Question: I'm a pretty hard core athlete who was recently diagnosed with triple-negative breast cancer. I am enrolled in a clinical trial (ISPY2), and I am currently in the beginning of neoadjuvant chemotherapy which will be followed by surgery. I will have 12 rounds of weekly paclitaxel (Taxol) with carboplatin added every third round, followed by four rounds of AC every other week. I'm also taking a PARP inhibitor twice daily. What can/should I do to maintain as much of my fitness as possible? What should be my markers for taking it easier or pushing myself? Should I push myself at all? Or should I maintain my exercise in the aerobic zones only? I know I need to exercise, and that's not a problem for me. My problem is more likely that I might try to do too much.

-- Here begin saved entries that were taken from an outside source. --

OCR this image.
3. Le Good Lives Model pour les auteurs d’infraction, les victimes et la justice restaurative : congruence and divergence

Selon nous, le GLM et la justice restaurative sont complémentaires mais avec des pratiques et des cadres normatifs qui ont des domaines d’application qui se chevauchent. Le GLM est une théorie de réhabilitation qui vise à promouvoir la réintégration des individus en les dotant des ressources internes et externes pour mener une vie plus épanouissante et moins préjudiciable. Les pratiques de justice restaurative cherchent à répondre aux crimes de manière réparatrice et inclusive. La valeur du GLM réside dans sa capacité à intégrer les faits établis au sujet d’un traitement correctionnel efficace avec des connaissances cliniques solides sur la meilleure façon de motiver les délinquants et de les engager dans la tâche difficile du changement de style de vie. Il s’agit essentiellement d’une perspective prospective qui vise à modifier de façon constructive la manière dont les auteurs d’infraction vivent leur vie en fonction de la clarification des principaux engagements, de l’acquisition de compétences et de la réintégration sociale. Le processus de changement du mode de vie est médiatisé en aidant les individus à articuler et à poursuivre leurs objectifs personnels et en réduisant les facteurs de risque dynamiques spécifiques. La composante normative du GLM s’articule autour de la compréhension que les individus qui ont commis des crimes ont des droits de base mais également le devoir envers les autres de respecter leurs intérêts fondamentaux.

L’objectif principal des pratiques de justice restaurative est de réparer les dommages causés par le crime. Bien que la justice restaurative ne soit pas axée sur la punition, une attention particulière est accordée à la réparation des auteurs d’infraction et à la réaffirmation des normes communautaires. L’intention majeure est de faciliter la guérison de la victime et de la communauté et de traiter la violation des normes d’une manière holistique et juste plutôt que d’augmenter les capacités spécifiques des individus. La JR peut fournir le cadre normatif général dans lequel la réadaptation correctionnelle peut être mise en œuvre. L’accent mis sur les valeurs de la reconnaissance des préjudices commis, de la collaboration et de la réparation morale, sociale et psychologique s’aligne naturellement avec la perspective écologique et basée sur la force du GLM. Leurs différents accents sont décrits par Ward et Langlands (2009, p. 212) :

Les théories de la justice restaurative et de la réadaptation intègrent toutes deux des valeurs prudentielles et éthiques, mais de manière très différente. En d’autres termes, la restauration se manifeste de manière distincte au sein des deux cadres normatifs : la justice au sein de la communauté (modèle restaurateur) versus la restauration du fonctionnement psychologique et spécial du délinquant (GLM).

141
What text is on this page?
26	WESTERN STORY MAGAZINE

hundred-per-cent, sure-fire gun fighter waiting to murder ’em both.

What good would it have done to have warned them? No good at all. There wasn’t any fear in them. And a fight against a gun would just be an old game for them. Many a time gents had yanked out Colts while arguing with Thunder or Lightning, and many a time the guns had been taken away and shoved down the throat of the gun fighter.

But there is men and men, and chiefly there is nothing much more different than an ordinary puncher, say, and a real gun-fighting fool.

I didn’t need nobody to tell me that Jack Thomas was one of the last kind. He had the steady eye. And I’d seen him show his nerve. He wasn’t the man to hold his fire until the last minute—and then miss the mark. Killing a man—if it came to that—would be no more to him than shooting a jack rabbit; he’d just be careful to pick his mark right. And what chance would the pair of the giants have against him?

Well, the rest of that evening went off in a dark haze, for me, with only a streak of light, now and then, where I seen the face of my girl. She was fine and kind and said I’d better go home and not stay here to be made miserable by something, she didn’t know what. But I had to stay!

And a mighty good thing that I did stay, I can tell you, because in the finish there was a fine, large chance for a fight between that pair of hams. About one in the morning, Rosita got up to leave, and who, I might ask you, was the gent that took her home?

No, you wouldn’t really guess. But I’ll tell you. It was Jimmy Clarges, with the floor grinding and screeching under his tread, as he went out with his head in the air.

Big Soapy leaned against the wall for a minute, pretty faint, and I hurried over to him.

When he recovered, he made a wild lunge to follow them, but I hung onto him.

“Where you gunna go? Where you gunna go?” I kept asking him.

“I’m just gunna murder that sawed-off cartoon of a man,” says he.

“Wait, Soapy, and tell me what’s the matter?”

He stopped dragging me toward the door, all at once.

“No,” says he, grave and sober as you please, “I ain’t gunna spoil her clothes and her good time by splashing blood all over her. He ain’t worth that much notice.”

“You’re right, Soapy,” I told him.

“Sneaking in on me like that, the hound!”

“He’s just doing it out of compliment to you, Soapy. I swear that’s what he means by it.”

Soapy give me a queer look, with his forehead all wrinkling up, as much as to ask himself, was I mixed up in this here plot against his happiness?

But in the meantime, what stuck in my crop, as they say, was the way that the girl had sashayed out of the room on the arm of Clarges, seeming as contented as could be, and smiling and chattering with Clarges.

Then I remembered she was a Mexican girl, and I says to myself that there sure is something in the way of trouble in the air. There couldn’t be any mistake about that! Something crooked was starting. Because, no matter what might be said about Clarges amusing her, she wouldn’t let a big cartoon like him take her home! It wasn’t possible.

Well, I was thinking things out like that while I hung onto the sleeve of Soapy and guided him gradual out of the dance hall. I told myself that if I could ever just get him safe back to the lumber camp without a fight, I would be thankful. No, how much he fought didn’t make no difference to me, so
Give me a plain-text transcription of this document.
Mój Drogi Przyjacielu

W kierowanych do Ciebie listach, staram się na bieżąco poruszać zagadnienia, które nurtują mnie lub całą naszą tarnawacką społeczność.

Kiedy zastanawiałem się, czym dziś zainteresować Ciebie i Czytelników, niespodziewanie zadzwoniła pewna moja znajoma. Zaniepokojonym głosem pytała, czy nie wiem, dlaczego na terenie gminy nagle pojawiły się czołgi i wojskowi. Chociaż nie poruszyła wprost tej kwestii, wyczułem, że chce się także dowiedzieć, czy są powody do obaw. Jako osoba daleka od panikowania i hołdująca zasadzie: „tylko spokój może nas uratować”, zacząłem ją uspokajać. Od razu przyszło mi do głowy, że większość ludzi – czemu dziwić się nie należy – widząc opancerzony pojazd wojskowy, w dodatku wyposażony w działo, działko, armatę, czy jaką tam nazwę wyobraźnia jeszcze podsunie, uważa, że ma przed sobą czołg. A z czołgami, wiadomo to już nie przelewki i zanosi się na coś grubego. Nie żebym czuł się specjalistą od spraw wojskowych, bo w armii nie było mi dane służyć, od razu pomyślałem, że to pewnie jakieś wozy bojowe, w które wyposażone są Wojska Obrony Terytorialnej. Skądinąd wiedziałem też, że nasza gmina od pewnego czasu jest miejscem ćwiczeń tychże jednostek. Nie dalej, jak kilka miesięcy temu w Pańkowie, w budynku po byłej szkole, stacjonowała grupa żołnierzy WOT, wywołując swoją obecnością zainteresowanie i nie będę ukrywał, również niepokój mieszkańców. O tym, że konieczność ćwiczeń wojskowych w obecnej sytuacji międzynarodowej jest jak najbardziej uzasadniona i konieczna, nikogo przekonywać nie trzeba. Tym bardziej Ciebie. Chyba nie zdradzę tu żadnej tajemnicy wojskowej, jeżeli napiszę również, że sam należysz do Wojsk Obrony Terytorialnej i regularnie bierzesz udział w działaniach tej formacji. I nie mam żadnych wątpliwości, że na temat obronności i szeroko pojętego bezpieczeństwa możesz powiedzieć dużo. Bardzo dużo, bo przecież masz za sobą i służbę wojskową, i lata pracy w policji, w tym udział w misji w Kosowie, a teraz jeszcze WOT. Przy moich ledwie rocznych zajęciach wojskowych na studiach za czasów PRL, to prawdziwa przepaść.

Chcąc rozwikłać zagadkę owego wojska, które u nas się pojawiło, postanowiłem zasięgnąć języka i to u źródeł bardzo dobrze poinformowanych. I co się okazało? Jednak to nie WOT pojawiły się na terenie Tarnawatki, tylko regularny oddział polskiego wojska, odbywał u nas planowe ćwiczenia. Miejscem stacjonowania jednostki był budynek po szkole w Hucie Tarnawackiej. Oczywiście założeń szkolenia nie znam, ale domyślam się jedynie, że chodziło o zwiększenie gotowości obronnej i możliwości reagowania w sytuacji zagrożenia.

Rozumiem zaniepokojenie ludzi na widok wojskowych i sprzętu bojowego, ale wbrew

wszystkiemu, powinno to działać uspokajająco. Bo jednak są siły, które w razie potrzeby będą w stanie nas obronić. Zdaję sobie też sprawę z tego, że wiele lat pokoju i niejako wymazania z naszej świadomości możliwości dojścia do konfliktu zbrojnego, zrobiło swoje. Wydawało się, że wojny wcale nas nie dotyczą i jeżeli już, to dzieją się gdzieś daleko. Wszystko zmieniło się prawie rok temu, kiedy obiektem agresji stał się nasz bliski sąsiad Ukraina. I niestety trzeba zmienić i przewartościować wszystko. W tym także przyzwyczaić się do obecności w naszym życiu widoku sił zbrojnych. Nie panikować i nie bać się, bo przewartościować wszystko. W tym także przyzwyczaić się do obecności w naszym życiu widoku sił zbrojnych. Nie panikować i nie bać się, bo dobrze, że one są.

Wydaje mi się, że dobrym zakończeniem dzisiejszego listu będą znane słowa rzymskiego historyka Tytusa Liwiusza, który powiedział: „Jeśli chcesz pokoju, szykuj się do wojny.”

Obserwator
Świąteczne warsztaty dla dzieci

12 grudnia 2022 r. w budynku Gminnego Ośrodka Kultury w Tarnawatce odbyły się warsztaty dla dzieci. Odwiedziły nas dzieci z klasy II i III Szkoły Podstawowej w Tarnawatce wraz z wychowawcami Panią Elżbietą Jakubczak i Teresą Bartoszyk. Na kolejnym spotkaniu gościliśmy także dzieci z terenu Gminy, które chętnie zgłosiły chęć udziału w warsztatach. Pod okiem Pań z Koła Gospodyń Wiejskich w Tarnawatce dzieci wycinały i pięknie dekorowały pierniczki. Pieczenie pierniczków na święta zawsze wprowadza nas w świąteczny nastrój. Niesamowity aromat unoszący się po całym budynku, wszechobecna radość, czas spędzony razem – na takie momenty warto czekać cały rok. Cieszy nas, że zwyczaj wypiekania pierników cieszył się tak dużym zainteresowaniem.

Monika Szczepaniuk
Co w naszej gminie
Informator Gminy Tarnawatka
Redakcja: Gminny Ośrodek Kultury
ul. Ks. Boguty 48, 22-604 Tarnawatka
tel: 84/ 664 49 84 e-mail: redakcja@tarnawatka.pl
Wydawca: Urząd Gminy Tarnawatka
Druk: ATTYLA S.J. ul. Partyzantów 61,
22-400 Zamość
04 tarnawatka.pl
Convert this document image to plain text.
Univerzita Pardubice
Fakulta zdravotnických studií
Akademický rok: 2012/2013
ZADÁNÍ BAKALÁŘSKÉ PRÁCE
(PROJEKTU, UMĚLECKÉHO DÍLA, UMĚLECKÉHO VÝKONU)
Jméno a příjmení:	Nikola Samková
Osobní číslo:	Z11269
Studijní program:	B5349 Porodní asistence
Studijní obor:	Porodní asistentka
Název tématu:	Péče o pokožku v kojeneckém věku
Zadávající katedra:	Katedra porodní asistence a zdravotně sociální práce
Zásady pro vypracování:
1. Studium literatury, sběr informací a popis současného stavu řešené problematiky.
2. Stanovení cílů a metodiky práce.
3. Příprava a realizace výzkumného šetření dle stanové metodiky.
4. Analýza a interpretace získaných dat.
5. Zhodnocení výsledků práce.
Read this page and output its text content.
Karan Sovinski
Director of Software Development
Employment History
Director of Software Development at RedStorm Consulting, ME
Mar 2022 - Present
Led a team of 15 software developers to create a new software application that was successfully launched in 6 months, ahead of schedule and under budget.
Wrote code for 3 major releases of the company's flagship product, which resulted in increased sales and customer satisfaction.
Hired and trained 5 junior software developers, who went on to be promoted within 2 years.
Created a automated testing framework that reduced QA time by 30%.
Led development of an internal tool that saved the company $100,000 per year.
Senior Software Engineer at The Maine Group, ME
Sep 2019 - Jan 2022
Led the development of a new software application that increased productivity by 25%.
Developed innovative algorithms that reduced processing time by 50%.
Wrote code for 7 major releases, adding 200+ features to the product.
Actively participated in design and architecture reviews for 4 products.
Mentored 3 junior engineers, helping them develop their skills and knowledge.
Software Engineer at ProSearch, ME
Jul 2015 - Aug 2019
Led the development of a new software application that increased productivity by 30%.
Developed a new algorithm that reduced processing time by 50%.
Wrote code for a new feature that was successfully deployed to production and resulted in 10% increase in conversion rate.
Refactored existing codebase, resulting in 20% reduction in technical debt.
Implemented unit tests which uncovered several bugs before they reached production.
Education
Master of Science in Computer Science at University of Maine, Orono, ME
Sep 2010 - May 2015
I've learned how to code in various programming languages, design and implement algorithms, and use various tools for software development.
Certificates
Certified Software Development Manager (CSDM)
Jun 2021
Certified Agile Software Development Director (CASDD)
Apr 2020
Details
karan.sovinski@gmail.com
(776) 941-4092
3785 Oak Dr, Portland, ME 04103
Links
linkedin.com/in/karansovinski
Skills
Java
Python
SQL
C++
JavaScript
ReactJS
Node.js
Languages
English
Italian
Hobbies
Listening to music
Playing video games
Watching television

Dr. Franklin: You are right to identify doing too much as a potential problem for a committed athlete undergoing cancer treatment. You belong to a group of people who are used to making progress by pushing themselves. Even in the best of health, this is where we see overuse and related injuries.

Your body is already signed up for a decathlon as it tries to reverse the effects of chemotherapy, surgery and possibly radiation. A general recommendation for athletes is to reduce the duration and intensity of their program by at least 50 percent. So if you were running a 7-minute mile for 5 miles a day, your goal would be a 14-minute mile (brisk walk) for 15 minutes a day—basically a 1-mile walk. That is the goal, so there may be some days at what is called the nadir (lowest point) of a treatment cycle or if you are actively sick with fever when this will be too much.